In conjunction with its field hearing yesterday on consumer access to financial information, the CFPB has issued a request for information (RFI) about market practices related to such access. Comments in response to the RFI must be filed no later than 90 days after it is published in the Federal Register. The CFPB states that in addition to potentially helping industry develop best practices to deliver benefits to consumers and address potential consumer harms, the information obtained in response to the RFI could help the CFPB “in prioritizing resources,” such as “to evaluate whether any guidance or other action by the Bureau is called for, including future rulemaking.”
The RFI uses the term “consumer-permissioned access” to refer to consumer access to consumer financial account and account-related information, whether directly or through a third-party acting with the consumer’s permission. In discussing the regulatory framework applicable to consumer-permissioned access to account information, the RFI cites to Section 1033 of the Dodd-Frank Act which requires that “[s]ubject to rules prescribed by the Bureau, a covered person shall make available to a consumer, upon request, information in the control or possession of such person concerning the consumer financial product or service that the consumer obtained from such covered person, including information related to any transaction, or series of transactions, to the account including costs, charges, and usage data.”
The RFI discusses current market practices in connection with consumer-permissioned access to account information, including the role of account aggregators in transmitting consumer data. It reviews consumer benefits from specific market uses of consumer-permissioned account data access as well as current market issues and risks. With regard to risks, the CFPB discusses privacy and security concerns of providers of consumer financial accounts that arise from the role of account aggregators or other permissioned parties as well as provider concerns about their liability for unauthorized transactions. The CFPB states that it “does not believe that consumer views have been adequately represented in this area” and is therefore concerned “that some market participants may decide to restrict consumer-permissioned access to data in ways that undermine consumer interests identified in section 1033–and that are broader than necessary to address legitimate privacy and security concerns.”
The RFI contains a series of 17 questions about current market practice related to consumer-permissioned access to account information and three questions intended to obtain information about commenters’ views on how market practices may or should change over time.
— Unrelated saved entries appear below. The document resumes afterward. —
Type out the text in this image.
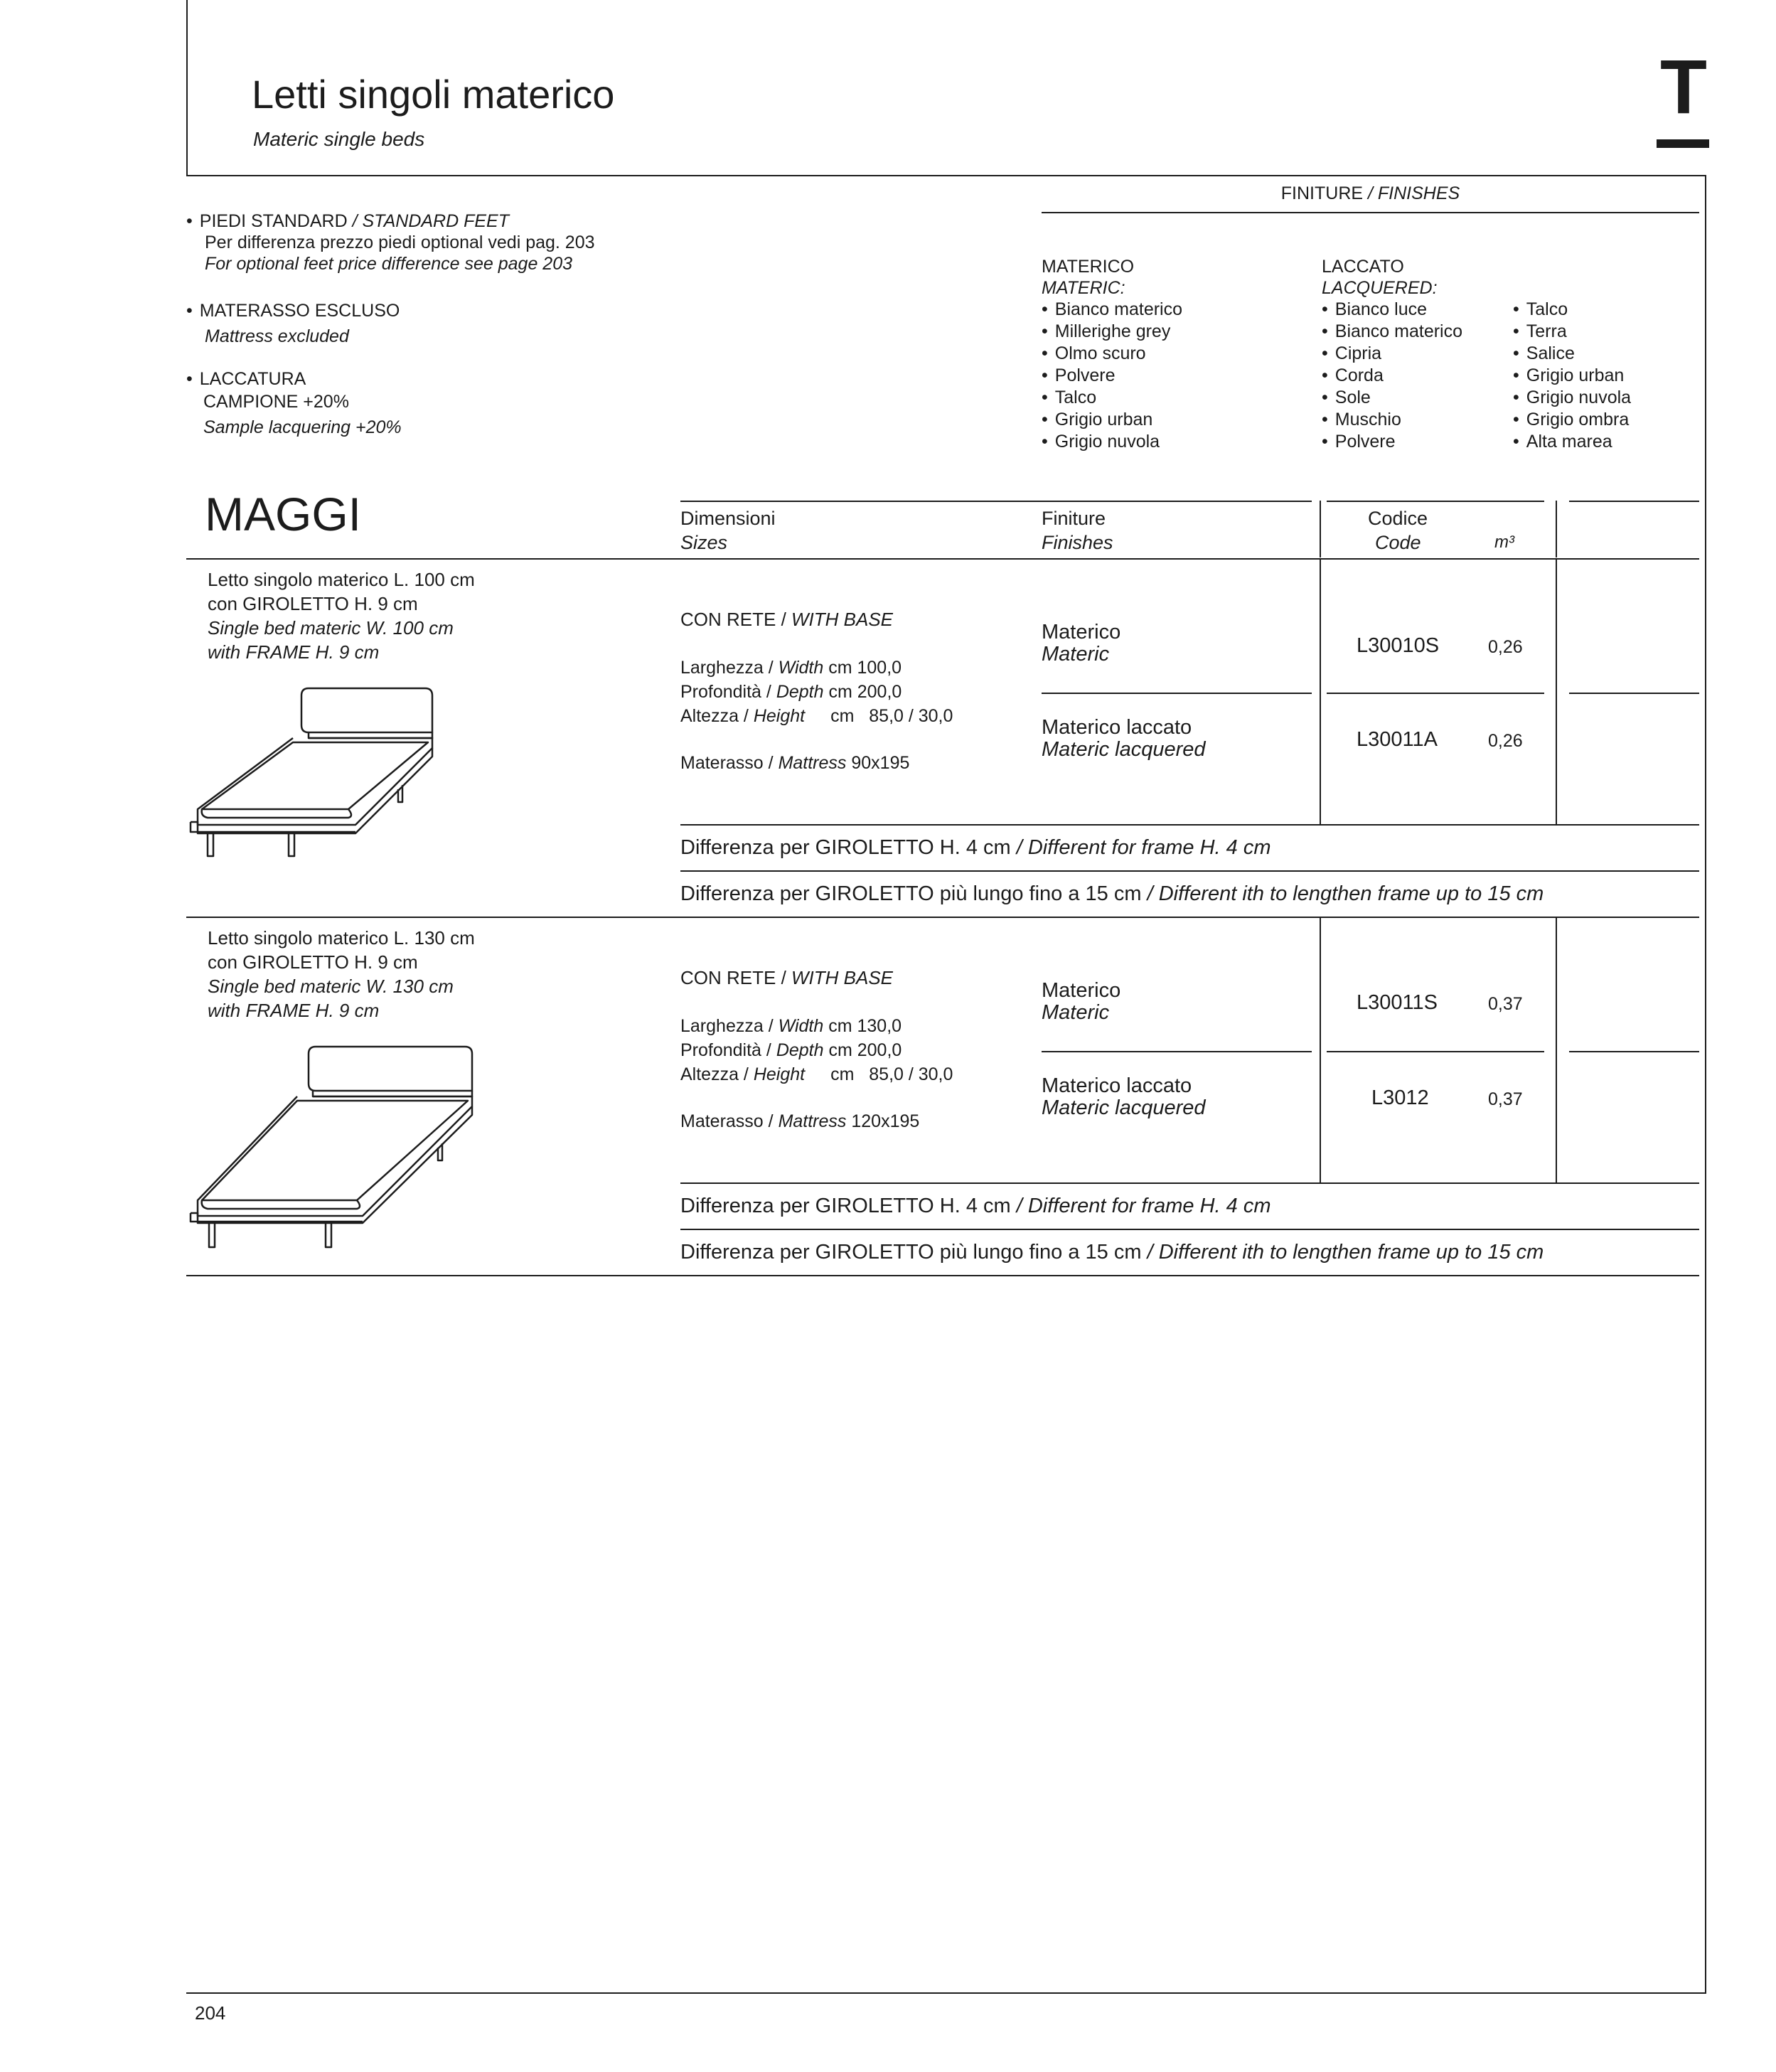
Letti singoli materico
Materic single beds
T
• PIEDI STANDARD / STANDARD FEET
Per differenza prezzo piedi optional vedi pag. 203
For optional feet price difference see page 203
• MATERASSO ESCLUSO
Mattress excluded
• LACCATURA
CAMPIONE +20%
Sample lacquering +20%
FINITURE / FINISHES
MATERICO
MATERIC:
• Bianco materico
• Millerighe grey
• Olmo scuro
• Polvere
• Talco
• Grigio urban
• Grigio nuvola
LACCATO
LACQUERED:
• Bianco luce
• Bianco materico
• Cipria
• Corda
• Sole
• Muschio
• Polvere
• Talco
• Terra
• Salice
• Grigio urban
• Grigio nuvola
• Grigio ombra
• Alta marea
MAGGI	Dimensioni
Sizes
Finiture
Finishes
Codice
Code	m³
Letto singolo materico L. 100 cm
con GIROLETTO H. 9 cm
Single bed materic W. 100 cm
with FRAME H. 9 cm
CON RETE / WITH BASE
Larghezza / Width cm 100,0
Profondità / Depth cm 200,0
Altezza / Height cm   85,0 / 30,0
Materasso / Mattress 90x195
Materico
Materic	L30010S	0,26
Materico laccato
Materic lacquered	L30011A	0,26
Differenza per GIROLETTO H. 4 cm / Different for frame H. 4 cm
Differenza per GIROLETTO più lungo fino a 15 cm / Different ith to lengthen frame up to 15 cm
Letto singolo materico L. 130 cm
con GIROLETTO H. 9 cm
Single bed materic W. 130 cm
with FRAME H. 9 cm
CON RETE / WITH BASE
Larghezza / Width cm 130,0
Profondità / Depth cm 200,0
Altezza / Height cm   85,0 / 30,0
Materasso / Mattress 120x195
Materico
Materic	L30011S	0,37
Materico laccato
Materic lacquered	L3012	0,37
Differenza per GIROLETTO H. 4 cm / Different for frame H. 4 cm
Differenza per GIROLETTO più lungo fino a 15 cm / Different ith to lengthen frame up to 15 cm
204
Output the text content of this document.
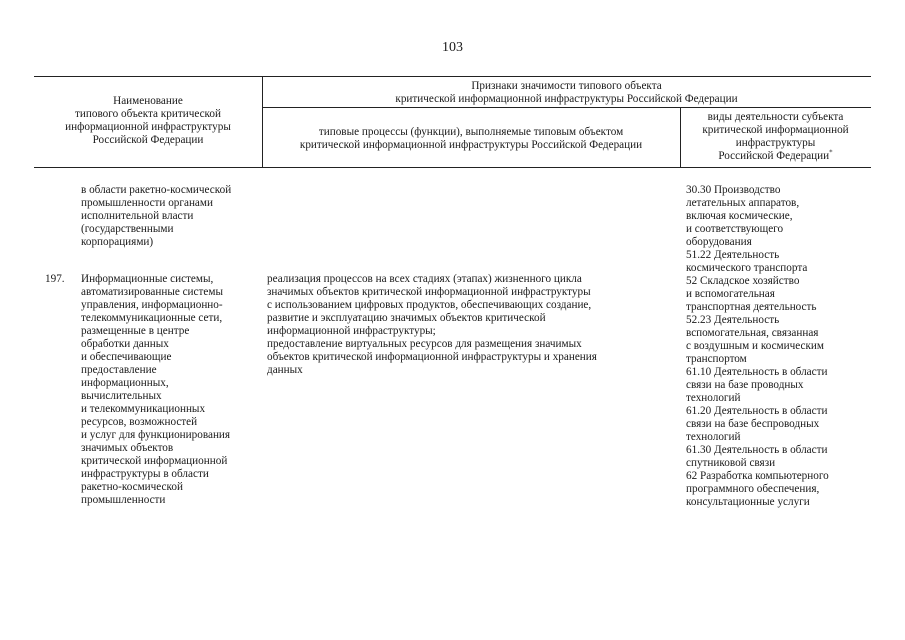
103
Наименование
типового объекта критической
информационной инфраструктуры
Российской Федерации
Признаки значимости типового объекта
критической информационной инфраструктуры Российской Федерации
типовые процессы (функции), выполняемые типовым объектом
критической информационной инфраструктуры Российской Федерации
виды деятельности субъекта
критической информационной
инфраструктуры
Российской Федерации*
в области ракетно-космической
промышленности органами
исполнительной власти
(государственными
корпорациями)
197. Информационные системы,
автоматизированные системы
управления, информационно-
телекоммуникационные сети,
размещенные в центре
обработки данных
и обеспечивающие
предоставление
информационных,
вычислительных
и телекоммуникационных
ресурсов, возможностей
и услуг для функционирования
значимых объектов
критической информационной
инфраструктуры в области
ракетно-космической
промышленности
реализация процессов на всех стадиях (этапах) жизненного цикла
значимых объектов критической информационной инфраструктуры
с использованием цифровых продуктов, обеспечивающих создание,
развитие и эксплуатацию значимых объектов критической
информационной инфраструктуры;
предоставление виртуальных ресурсов для размещения значимых
объектов критической информационной инфраструктуры и хранения
данных
30.30 Производство
летательных аппаратов,
включая космические,
и соответствующего
оборудования
51.22 Деятельность
космического транспорта
52 Складское хозяйство
и вспомогательная
транспортная деятельность
52.23 Деятельность
вспомогательная, связанная
с воздушным и космическим
транспортом
61.10 Деятельность в области
связи на базе проводных
технологий
61.20 Деятельность в области
связи на базе беспроводных
технологий
61.30 Деятельность в области
спутниковой связи
62 Разработка компьютерного
программного обеспечения,
консультационные услуги
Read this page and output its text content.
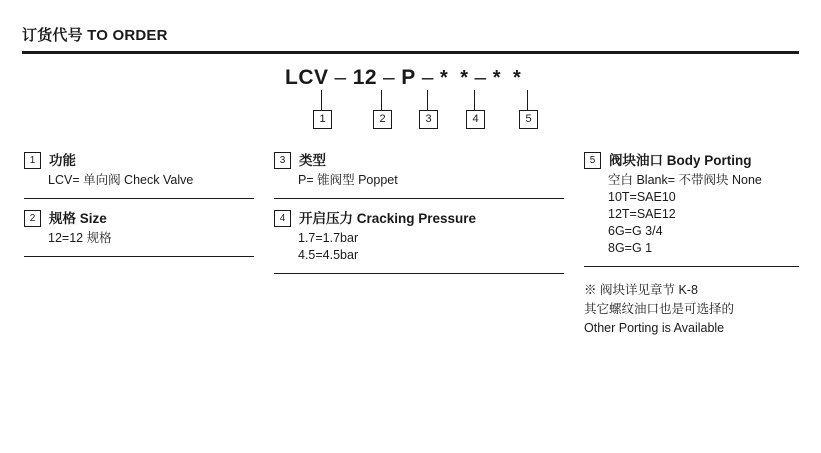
订货代号 TO ORDER
LCV – 12 – P – * * – * *
1	2	3	4	5
1	功能
LCV= 单向阀 Check Valve
2	规格 Size
12=12 规格
3	类型
P= 锥阀型 Poppet
4	开启压力 Cracking Pressure
1.7=1.7bar
4.5=4.5bar
5	阀块油口 Body Porting
空白 Blank= 不带阀块 None
10T=SAE10
12T=SAE12
6G=G 3/4
8G=G 1
※ 阀块详见章节 K-8
其它螺纹油口也是可选择的
Other Porting is Available
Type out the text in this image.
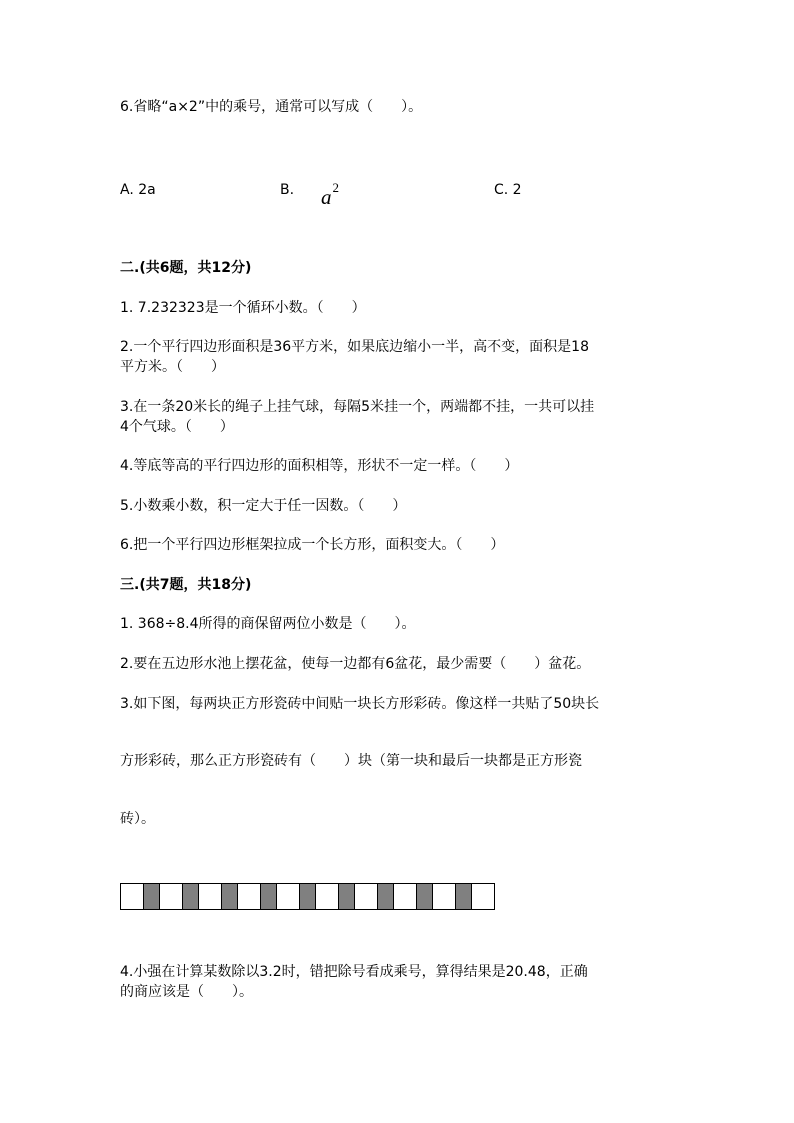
6.省略“a×2”中的乘号，通常可以写成（　　）。
A. 2a	B. $a^2$	C. 2
二.(共6题，共12分)
1. 7.232323是一个循环小数。（　　）
2.一个平行四边形面积是36平方米，如果底边缩小一半，高不变，面积是18
平方米。（　　）
3.在一条20米长的绳子上挂气球，每隔5米挂一个，两端都不挂，一共可以挂
4个气球。（　　）
4.等底等高的平行四边形的面积相等，形状不一定一样。（　　）
5.小数乘小数，积一定大于任一因数。（　　）
6.把一个平行四边形框架拉成一个长方形，面积变大。（　　）
三.(共7题，共18分)
1. 368÷8.4所得的商保留两位小数是（　　）。
2.要在五边形水池上摆花盆，使每一边都有6盆花，最少需要（　　）盆花。
3.如下图，每两块正方形瓷砖中间贴一块长方形彩砖。像这样一共贴了50块长
方形彩砖，那么正方形瓷砖有（　　）块（第一块和最后一块都是正方形瓷
砖）。
4.小强在计算某数除以3.2时，错把除号看成乘号，算得结果是20.48，正确
的商应该是（　　）。
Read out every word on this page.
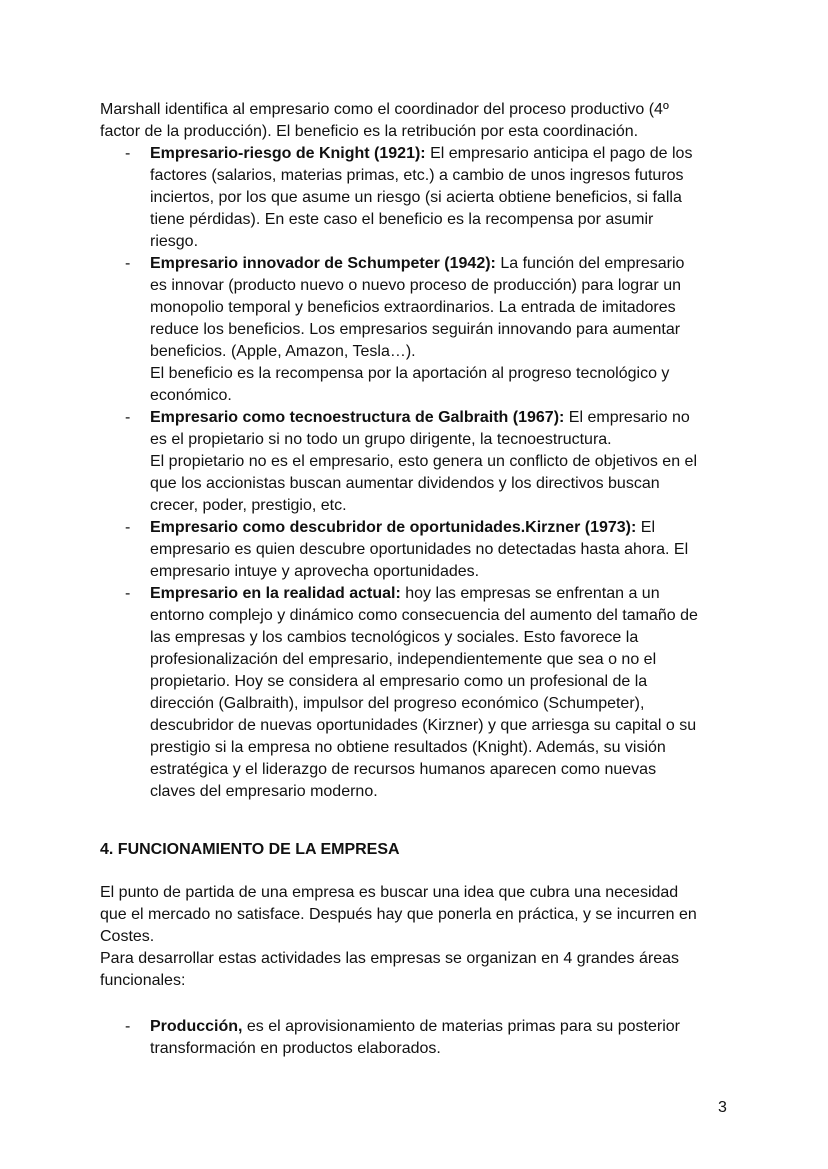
Marshall identifica al empresario como el coordinador del proceso productivo (4º
factor de la producción). El beneficio es la retribución por esta coordinación.
- Empresario-riesgo de Knight (1921): El empresario anticipa el pago de los
factores (salarios, materias primas, etc.) a cambio de unos ingresos futuros
inciertos, por los que asume un riesgo (si acierta obtiene beneficios, si falla
tiene pérdidas). En este caso el beneficio es la recompensa por asumir
riesgo.
- Empresario innovador de Schumpeter (1942): La función del empresario
es innovar (producto nuevo o nuevo proceso de producción) para lograr un
monopolio temporal y beneficios extraordinarios. La entrada de imitadores
reduce los beneficios. Los empresarios seguirán innovando para aumentar
beneficios. (Apple, Amazon, Tesla…).
El beneficio es la recompensa por la aportación al progreso tecnológico y
económico.
- Empresario como tecnoestructura de Galbraith (1967): El empresario no
es el propietario si no todo un grupo dirigente, la tecnoestructura.
El propietario no es el empresario, esto genera un conflicto de objetivos en el
que los accionistas buscan aumentar dividendos y los directivos buscan
crecer, poder, prestigio, etc.
- Empresario como descubridor de oportunidades.Kirzner (1973): El
empresario es quien descubre oportunidades no detectadas hasta ahora. El
empresario intuye y aprovecha oportunidades.
- Empresario en la realidad actual: hoy las empresas se enfrentan a un
entorno complejo y dinámico como consecuencia del aumento del tamaño de
las empresas y los cambios tecnológicos y sociales. Esto favorece la
profesionalización del empresario, independientemente que sea o no el
propietario. Hoy se considera al empresario como un profesional de la
dirección (Galbraith), impulsor del progreso económico (Schumpeter),
descubridor de nuevas oportunidades (Kirzner) y que arriesga su capital o su
prestigio si la empresa no obtiene resultados (Knight). Además, su visión
estratégica y el liderazgo de recursos humanos aparecen como nuevas
claves del empresario moderno.
4. FUNCIONAMIENTO DE LA EMPRESA
El punto de partida de una empresa es buscar una idea que cubra una necesidad
que el mercado no satisface. Después hay que ponerla en práctica, y se incurren en
Costes.
Para desarrollar estas actividades las empresas se organizan en 4 grandes áreas
funcionales:
- Producción, es el aprovisionamiento de materias primas para su posterior
transformación en productos elaborados.
3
The information sought about current practices include the types of products and services currently made available to consumers that rely on consumer-permissioned electronic access to account data; the incentives or disincentives for account providers to facilitate or discourage consumer-permissioned access to account data; the impediments, obstacles or risks faced by account providers in allowing access to permissioned parties or account aggregators and by permissioned parties or account aggregators in obtaining such data; the security and other risks consumers incur if they permit access to their account data and the steps being taken by account providers, aggregators, and permissioned parties to mitigate such risks; and the industry standards, if any, that currently exist to enable consumer-permissioned access to account data.
The questions about future market developments include whether industry standard practices “that provide consumers with data access comparable to that envisioned by section 1033 of the Dodd-Frank Act [are] likely to be broadly adopted by consumer financial account providers, permissioned parties and account aggregators in the absence of regulatory action.”
Several of these questions were posed to the panelists at the field hearing. The panelists consisted of representatives of Public Interest Research Group, Center for American Progress, Center for Financial Services Innovation, American Bankers Association, The Clearing House, and an account aggregator company. When asked whether industry standards that balance competing interests are likely to be adopted in the absence of regulation, consumer group representatives predictably warned of the need for regulation to avoid consumer harm while industry representatives stressed the danger that prescriptive regulation could interfere with innovation and favored the development of industry standards.